Two years ago, the leaders of the rich world met at the G8 summit in Gleneagles and undertook to double annual aid to poor nations to $50bn (£25bn) a year. Half of that money was to go to the world's poorest people in Africa.
But on the eve of the latest G8 summit, in the Baltic resort of Heiligendamm in Germany this week, it is clear the rich world is well off track to deliver what the world's eight most powerful leaders signed up to after the biggest political lobby in history, a massive global campaign to make poverty history that culminated in 10 Live8 concerts watched by more than half the population of the world.
Overall aid to Africa has risen by less than half of what is needed to stay on track to reach the Gleneagles goal to double annual aid by 2010. A report by Oxfam yesterday suggested that, if present trends continue, the G8 will miss its target by a staggering $30bn.

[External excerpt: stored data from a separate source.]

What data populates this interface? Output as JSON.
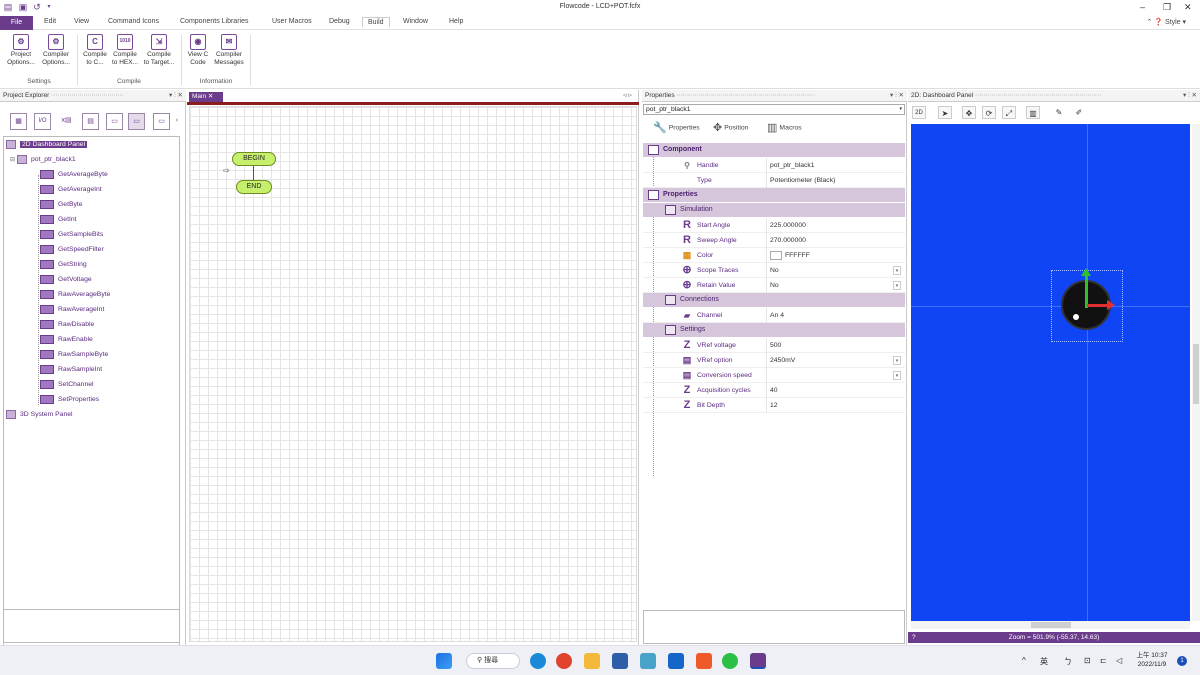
{
  "window": {
    "title": "Flowcode - LCD+POT.fcfx"
  },
  "menu": {
    "items": [
      "File",
      "Edit",
      "View",
      "Command Icons",
      "Components Libraries",
      "User Macros",
      "Debug",
      "Build",
      "Window",
      "Help"
    ],
    "style_label": "Style"
  },
  "ribbon": {
    "buttons": [
      {
        "label1": "Project",
        "label2": "Options...",
        "icon": "project-options-icon"
      },
      {
        "label1": "Compiler",
        "label2": "Options...",
        "icon": "compiler-options-icon"
      },
      {
        "label1": "Compile",
        "label2": "to C...",
        "icon": "compile-c-icon"
      },
      {
        "label1": "Compile",
        "label2": "to HEX...",
        "icon": "compile-hex-icon"
      },
      {
        "label1": "Compile",
        "label2": "to Target...",
        "icon": "compile-target-icon"
      },
      {
        "label1": "View C",
        "label2": "Code",
        "icon": "view-c-code-icon"
      },
      {
        "label1": "Compiler",
        "label2": "Messages",
        "icon": "compiler-messages-icon"
      }
    ],
    "groups": [
      "Settings",
      "Compile",
      "Information"
    ]
  },
  "project_explorer": {
    "title": "Project Explorer",
    "tree": {
      "root1": "2D Dashboard Panel",
      "component": "pot_ptr_black1",
      "macros": [
        "GetAverageByte",
        "GetAverageInt",
        "GetByte",
        "GetInt",
        "GetSampleBits",
        "GetSpeedFilter",
        "GetString",
        "GetVoltage",
        "RawAverageByte",
        "RawAverageInt",
        "RawDisable",
        "RawEnable",
        "RawSampleByte",
        "RawSampleInt",
        "SetChannel",
        "SetProperties"
      ],
      "root2": "3D System Panel"
    }
  },
  "main": {
    "tab": "Main",
    "begin": "BEGIN",
    "end": "END"
  },
  "properties": {
    "title": "Properties",
    "selected": "pot_ptr_black1",
    "tabs": [
      "Properties",
      "Position",
      "Macros"
    ],
    "component_section": "Component",
    "handle": {
      "name": "Handle",
      "value": "pot_ptr_black1"
    },
    "type": {
      "name": "Type",
      "value": "Potentiometer (Black)"
    },
    "properties_section": "Properties",
    "simulation": "Simulation",
    "start_angle": {
      "name": "Start Angle",
      "value": "225.000000"
    },
    "sweep_angle": {
      "name": "Sweep Angle",
      "value": "270.000000"
    },
    "color": {
      "name": "Color",
      "value": "FFFFFF"
    },
    "scope_traces": {
      "name": "Scope Traces",
      "value": "No"
    },
    "retain_value": {
      "name": "Retain Value",
      "value": "No"
    },
    "connections": "Connections",
    "channel": {
      "name": "Channel",
      "value": "An 4"
    },
    "settings": "Settings",
    "vref_voltage": {
      "name": "VRef voltage",
      "value": "500"
    },
    "vref_option": {
      "name": "VRef option",
      "value": "2450mV"
    },
    "conversion_speed": {
      "name": "Conversion speed",
      "value": ""
    },
    "acquisition_cycles": {
      "name": "Acquisition cycles",
      "value": "40"
    },
    "bit_depth": {
      "name": "Bit Depth",
      "value": "12"
    }
  },
  "dashboard": {
    "title": "2D: Dashboard Panel",
    "status": "Zoom = 501.9% (-55.37, 14.63)",
    "canvas_color": "#0f45f5"
  },
  "taskbar": {
    "search": "搜尋",
    "ime1": "英",
    "ime2": "ㄅ",
    "time": "上午 10:37",
    "date": "2022/11/9",
    "notif": "1"
  }
}
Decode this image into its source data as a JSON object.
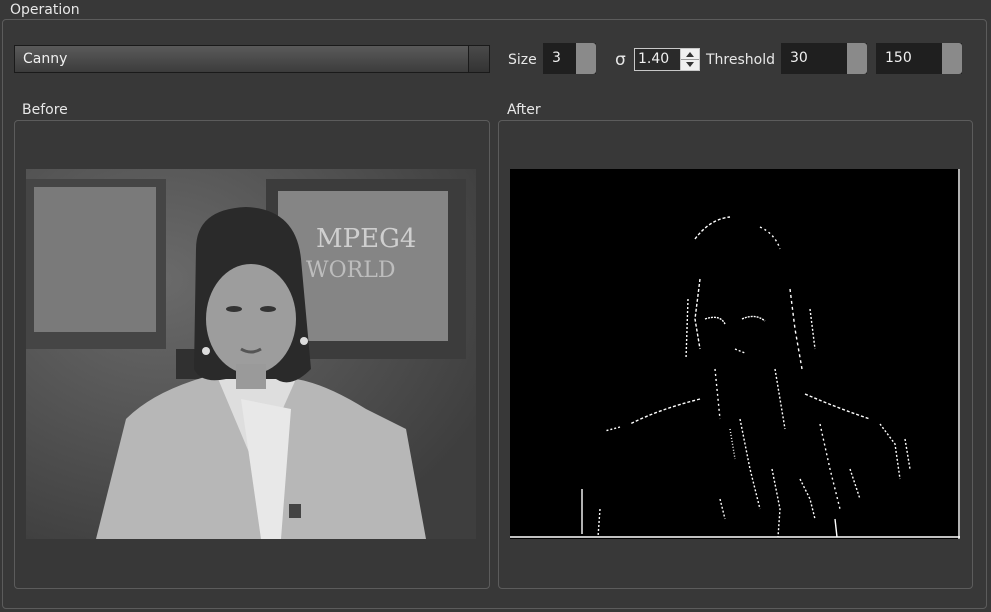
{
  "operation": {
    "group_title": "Operation",
    "mode": "Canny",
    "size_label": "Size",
    "size_value": "3",
    "sigma_label": "σ",
    "sigma_value": "1.40",
    "threshold_label": "Threshold",
    "threshold_low": "30",
    "threshold_high": "150"
  },
  "before": {
    "title": "Before",
    "image": "grayscale-photo-news-anchor"
  },
  "after": {
    "title": "After",
    "image": "canny-edge-map-news-anchor"
  },
  "colors": {
    "background": "#383838",
    "handle": "#8a8a8a",
    "edge": "#ffffff"
  }
}
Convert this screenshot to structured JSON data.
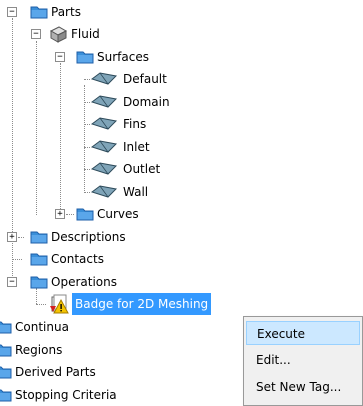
{
  "tree": {
    "parts": "Parts",
    "fluid": "Fluid",
    "surfaces": "Surfaces",
    "surface_items": [
      "Default",
      "Domain",
      "Fins",
      "Inlet",
      "Outlet",
      "Wall"
    ],
    "curves": "Curves",
    "descriptions": "Descriptions",
    "contacts": "Contacts",
    "operations": "Operations",
    "badge": "Badge for 2D Meshing",
    "continua": "Continua",
    "regions": "Regions",
    "derived_parts": "Derived Parts",
    "stopping_criteria": "Stopping Criteria"
  },
  "context_menu": {
    "execute": "Execute",
    "edit": "Edit...",
    "set_new_tag": "Set New Tag..."
  },
  "colors": {
    "selection": "#3399ff",
    "folder": "#3a8fd9",
    "menu_highlight": "#cce8ff"
  }
}
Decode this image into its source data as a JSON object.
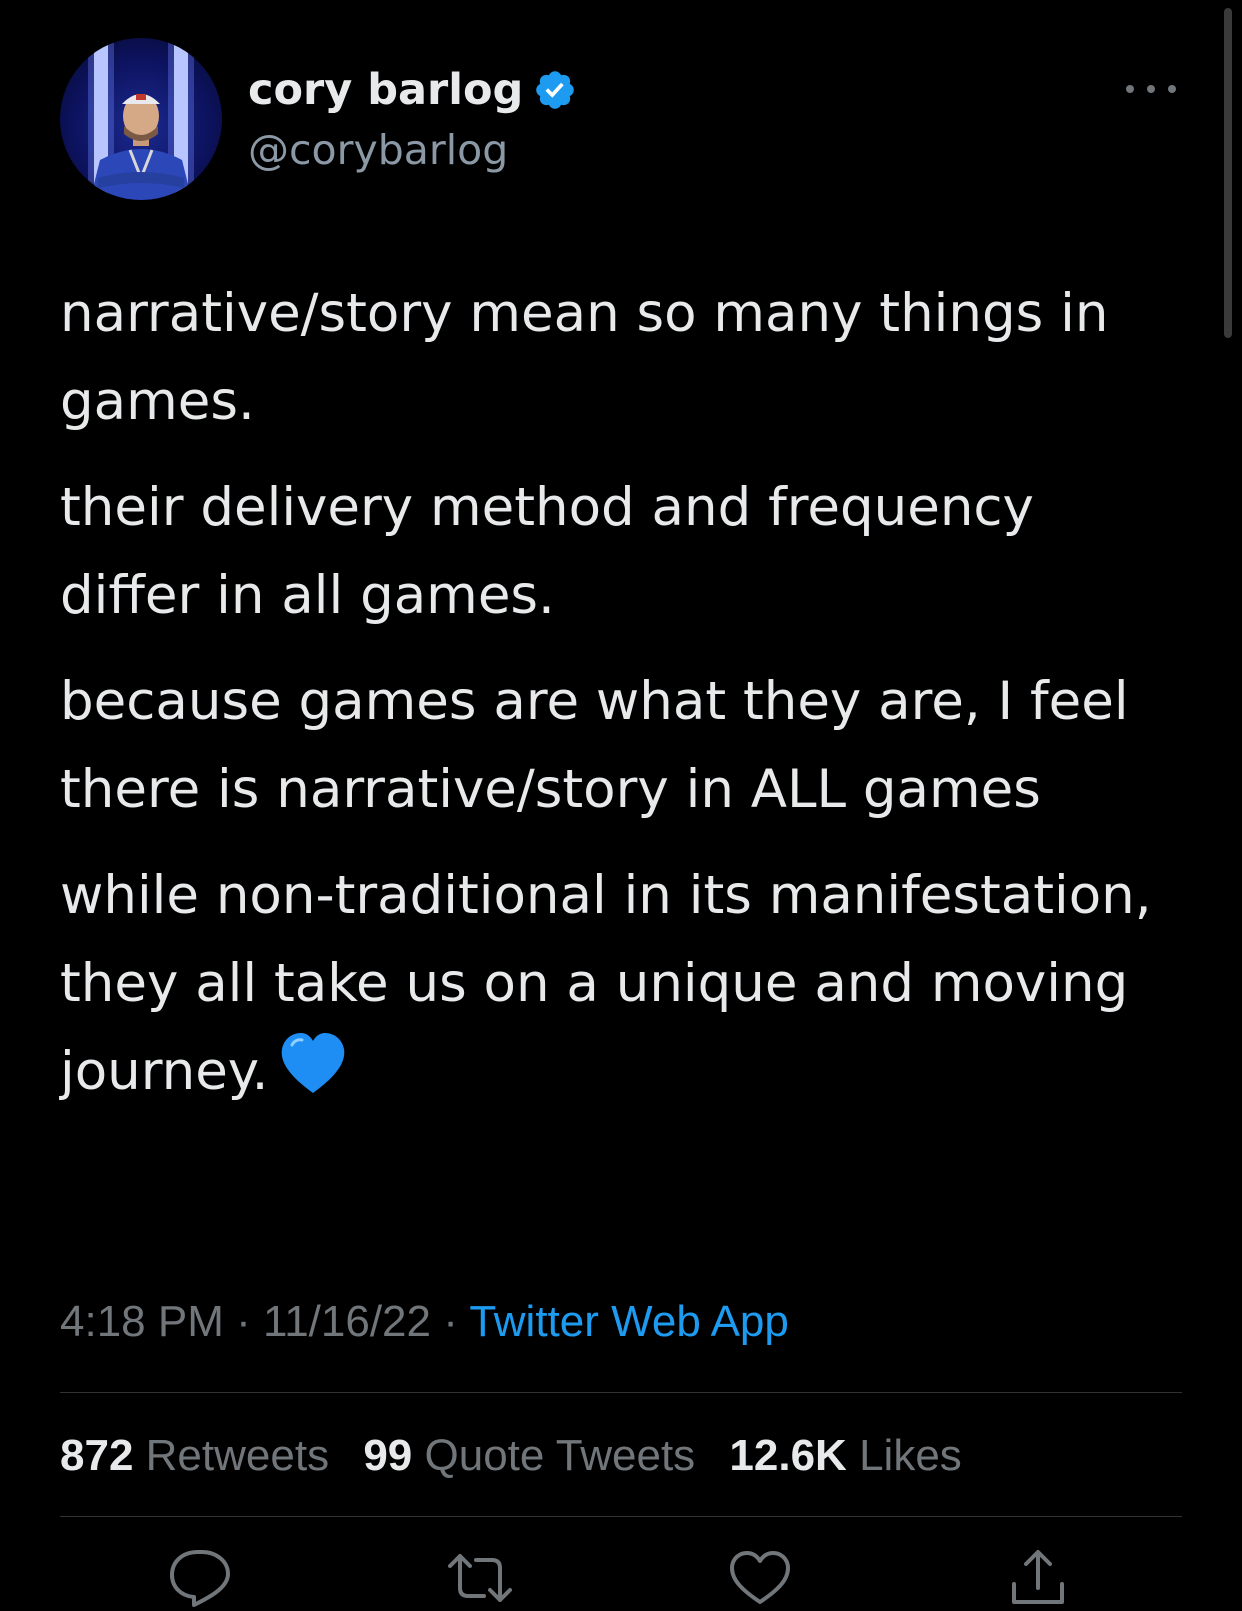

Even the country which has done best in keeping its word, the UK, is projected to fall short of its promise of $14.9bn by $1.6bn. The country that has failed most so far, Italy, will be a whopping $8.1bn short of the $9.5bn it has vowed to give.
...The amount the US gives in aid is less than the annual profits of the ExxonMobil oil company
There's a perfect word in the English language to describe this. It begins with an "n." Unfortunately, it sounds like the "n" word so it's been stricken from the vocabulary of polite speech, but it does describe this perfectly. The title of this post is next best.